Che rilevanza ha, a distanza di un secolo, la dichiarazione della Camera tedesca?
«È importante. Il Parlamento europeo ha sancito già tre volte che la Turchia non può entrare in Europa senza riconoscere il genocidio degli armeni. Ma non ha il peso che può avere la Commissione Ue, o un parlamento nazionale. Quello di Berlino in particolare: da 120 anni la Germania è alleata dell’Impero ottomano e poi di Ankara. All’entrata in guerra nel 1914, il Reich mandò truppe per riorganizzare l’esercito ottomano, e siglò accordi commerciali. Sono stati i tedeschi a costruire la ferrovia Berlino-Bagdad, e operai orripilati da quello che stava accadendo salvarono armeni spacciandoli per lavoratori lungo i binari».
Il testo contiene anche una condanna del ruolo del Reich in sostegno agli ottomani…
«Già dopo le importanti parole del Papa (che il 12 aprile 2015 usò apertamente il termine «genocidio» per gli armeni, «il primo del XX secolo», ndr ) il presidente tedesco ne aveva parlato. Ma temevo ci potessero essere intralci tecnici, invece il testo è passato in aula, nonostante le recenti mosse della cancelliera Angela Merkel favorevoli alla Turchia».
Dopo tanto tempo, non è solo un riconoscimento formale?
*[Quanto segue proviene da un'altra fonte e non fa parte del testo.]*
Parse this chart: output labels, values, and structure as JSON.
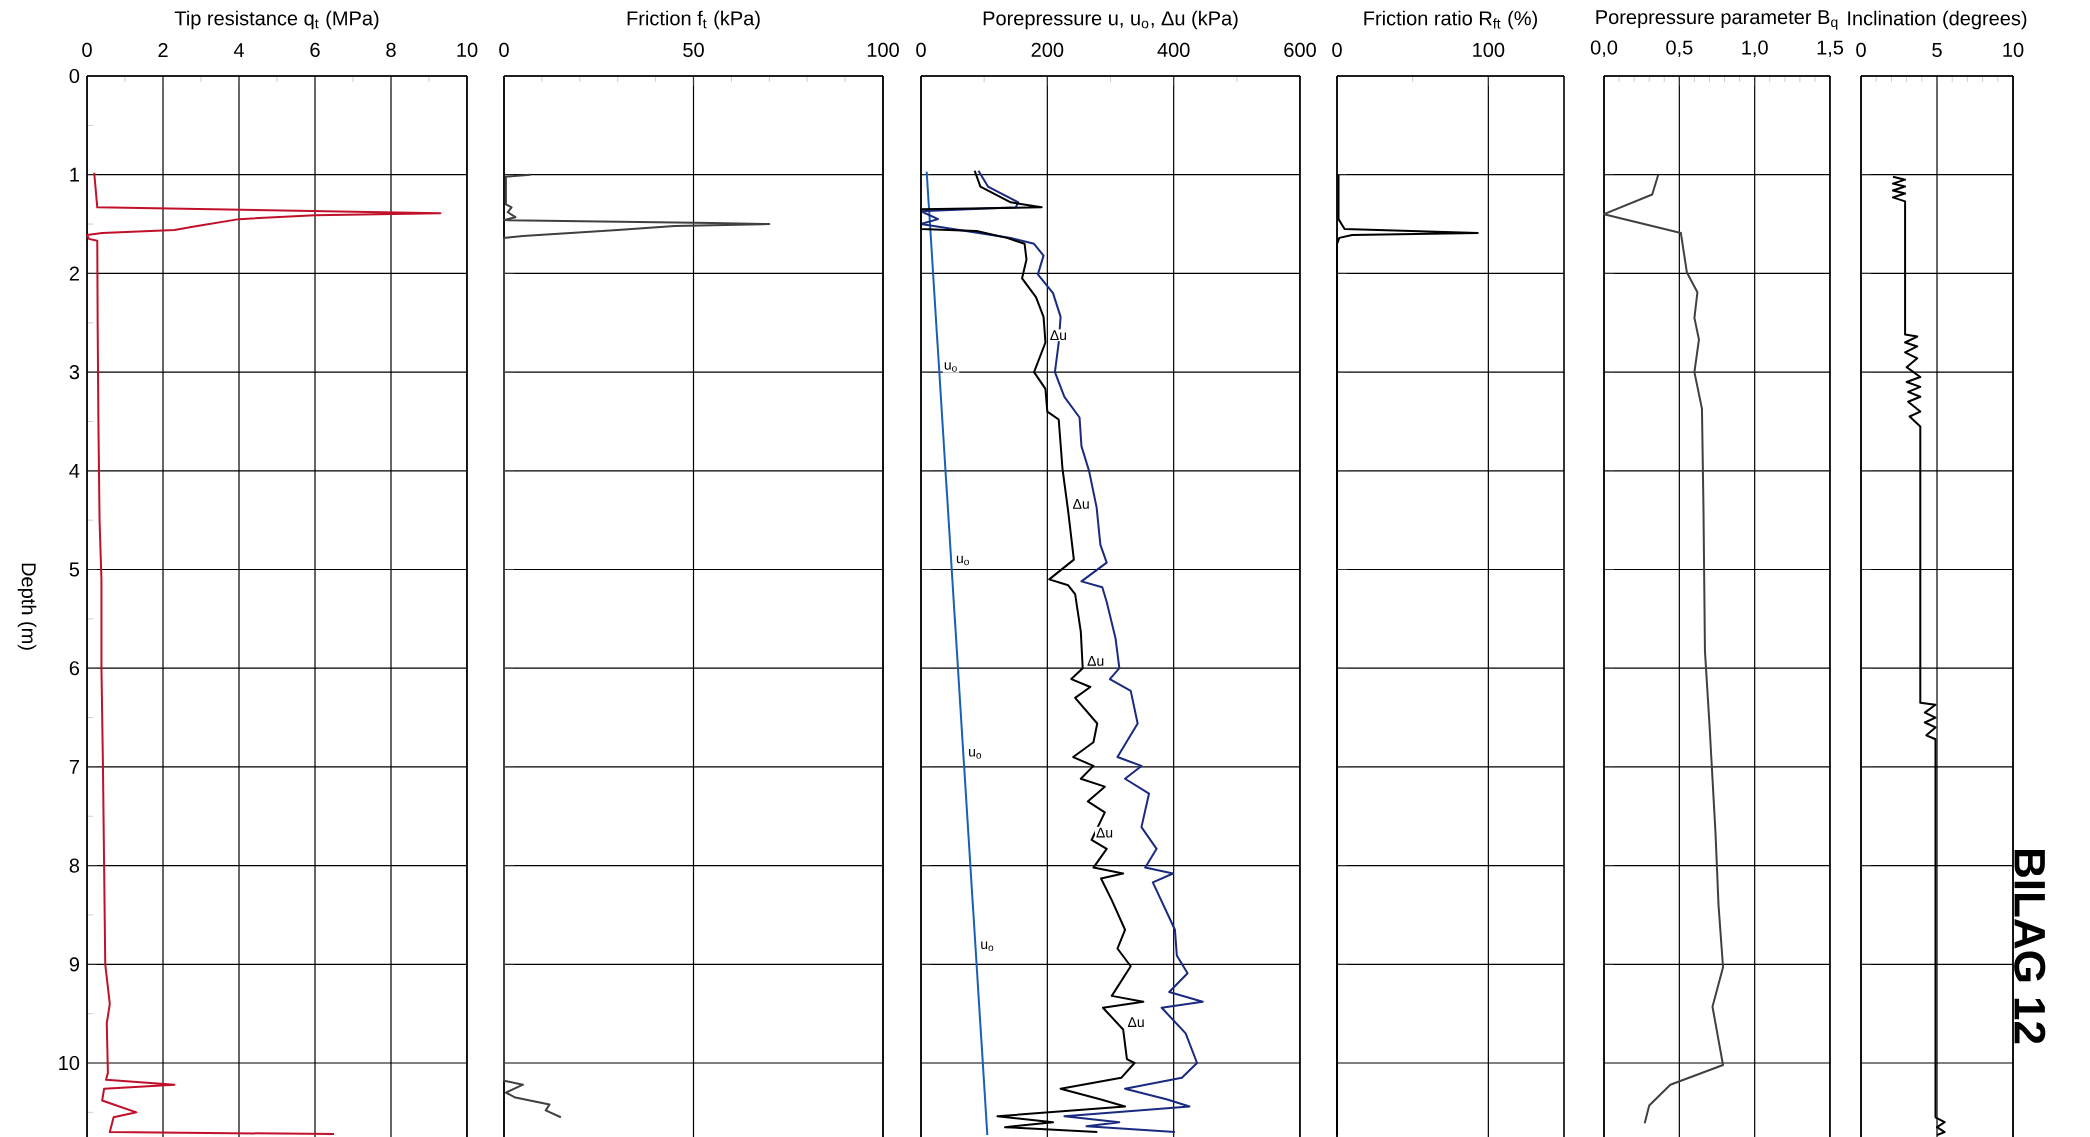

«È un riconoscimento formale certo, ma la stessa reazione furibonda dei turchi fa capire che è importante. Un segnale forte. Negare il genocidio è un esercizio solo di ossessione. Il 98 per cento degli storici concorda. Dai diari del diplomatico americano Henry Morgenthau, ambasciatore a Costantinopoli tra il 1913 al 1916 (tradotti da Guerini e associati); alle testimonianze di ebrei che osservavano con attenzione e preoccupazione quello che stava accadendo perché temevano potesse succedere anche a loro (nel volume «Pro Armenia», Giuntina). Il termine stesso, genocidio, è stato coniato dall’avvocato ebreo polacco Raphael Lemkin, che negli anni Venti, in anticipo sull’Olocausto dunque, aveva cominciato a studiare i massacri della popolazione armena, il primo genocidio del secolo».